Flag football does not feel like a fringe sport anymore. And iFlag, the company that holds the Guinness World Record for the world’s largest single flag football tournament, is building its next chapter on that shift.
This month, iFlag announced the International Flag League, a professional Flag Football League for women and men. For an organization that has spent 11 years running tournaments across the country, the move into professional play feels less like a leap and more like the next step in a plan that has been in motion for a while.
They Were Paying Women Before It Was a Talking Point
Here is the detail that tends to stop people. iFlag was the first flag football organization in the country to offer cash prizes to female athletes and make those prizes equal to what men received. Not close. Equal.
This was not a recent development prompted by outside pressure or favorable press coverage. It has been company policy since early in their history, built into the way iFlag structures its events. At a time when debates about equal pay in women’s sports were still largely theoretical in most corners of the industry, iFlag had already made the call.

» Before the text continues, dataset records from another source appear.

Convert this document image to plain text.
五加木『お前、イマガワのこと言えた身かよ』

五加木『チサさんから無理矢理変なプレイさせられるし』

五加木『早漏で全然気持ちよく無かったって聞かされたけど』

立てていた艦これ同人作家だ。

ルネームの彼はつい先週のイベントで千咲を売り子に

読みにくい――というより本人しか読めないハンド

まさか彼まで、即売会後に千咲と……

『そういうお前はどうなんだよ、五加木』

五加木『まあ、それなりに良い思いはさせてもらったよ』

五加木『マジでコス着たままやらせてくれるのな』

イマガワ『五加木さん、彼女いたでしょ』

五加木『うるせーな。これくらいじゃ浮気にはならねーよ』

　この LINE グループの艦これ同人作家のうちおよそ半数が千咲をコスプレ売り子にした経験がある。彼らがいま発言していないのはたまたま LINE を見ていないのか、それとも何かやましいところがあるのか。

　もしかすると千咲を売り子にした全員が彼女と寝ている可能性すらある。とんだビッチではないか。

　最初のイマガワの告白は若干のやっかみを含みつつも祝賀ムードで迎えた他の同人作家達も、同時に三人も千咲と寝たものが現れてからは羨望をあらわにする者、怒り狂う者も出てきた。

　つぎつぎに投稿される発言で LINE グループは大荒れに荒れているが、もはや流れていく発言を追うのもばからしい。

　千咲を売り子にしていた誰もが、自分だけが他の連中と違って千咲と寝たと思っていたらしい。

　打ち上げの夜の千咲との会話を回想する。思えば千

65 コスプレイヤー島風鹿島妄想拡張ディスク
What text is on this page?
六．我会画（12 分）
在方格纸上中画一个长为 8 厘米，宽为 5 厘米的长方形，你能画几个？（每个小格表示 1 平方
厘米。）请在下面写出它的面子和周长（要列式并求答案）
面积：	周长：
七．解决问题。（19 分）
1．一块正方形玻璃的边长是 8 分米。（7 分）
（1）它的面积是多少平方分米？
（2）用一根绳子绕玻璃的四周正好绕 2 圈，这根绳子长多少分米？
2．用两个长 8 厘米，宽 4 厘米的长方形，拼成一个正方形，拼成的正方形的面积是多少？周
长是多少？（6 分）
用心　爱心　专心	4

“Equal pay reflects our belief that athletic performance deserves equal recognition,” said Charles Davis, Co-Founder and Co-CEO of iFlag. “We established that principle early, and it will be a defining feature of the professional league.”
That same structure carries into the International Flag League. Women compete for the same prize money as men, in a league built with their participation as a priority rather than an addition.
A Million Athletes Later
Before any of this, iFlag had to prove it could actually run events at scale. Over 11 years, the organization hosted more than one million athletes across open invitation tournaments for youth, high school, collegiate, and adult divisions throughout the United States. Those are not just impressive numbers. They represent the operational foundation on which the professional league is being built.
In January 2025, the organization set the Guinness World Record for the largest single flag football tournament ever held. The record formalized what people inside the sport already knew. iFlag could put a lot of people on a field and make it work.
“We did not arrive at the professional league by accident,” Davis said. “Every tournament we have run and every athlete we have served has been part of building toward this.”
What the League Actually Looks Like
The International Flag League will feature accelerated seasons with standardized format of 5v5 and equal prize money across men’s and women’s divisions. Most early players are expected to come from within iFlag’s existing tournament community, which gives the league an experienced roster from day one. Markets, schedules, and media partnerships will be announced as agreements are confirmed.
“We are not building a league in isolation,” Davis said. “We are extending a system that already works, for athletes who are already here, in a sport that is finally getting the recognition it has earned.”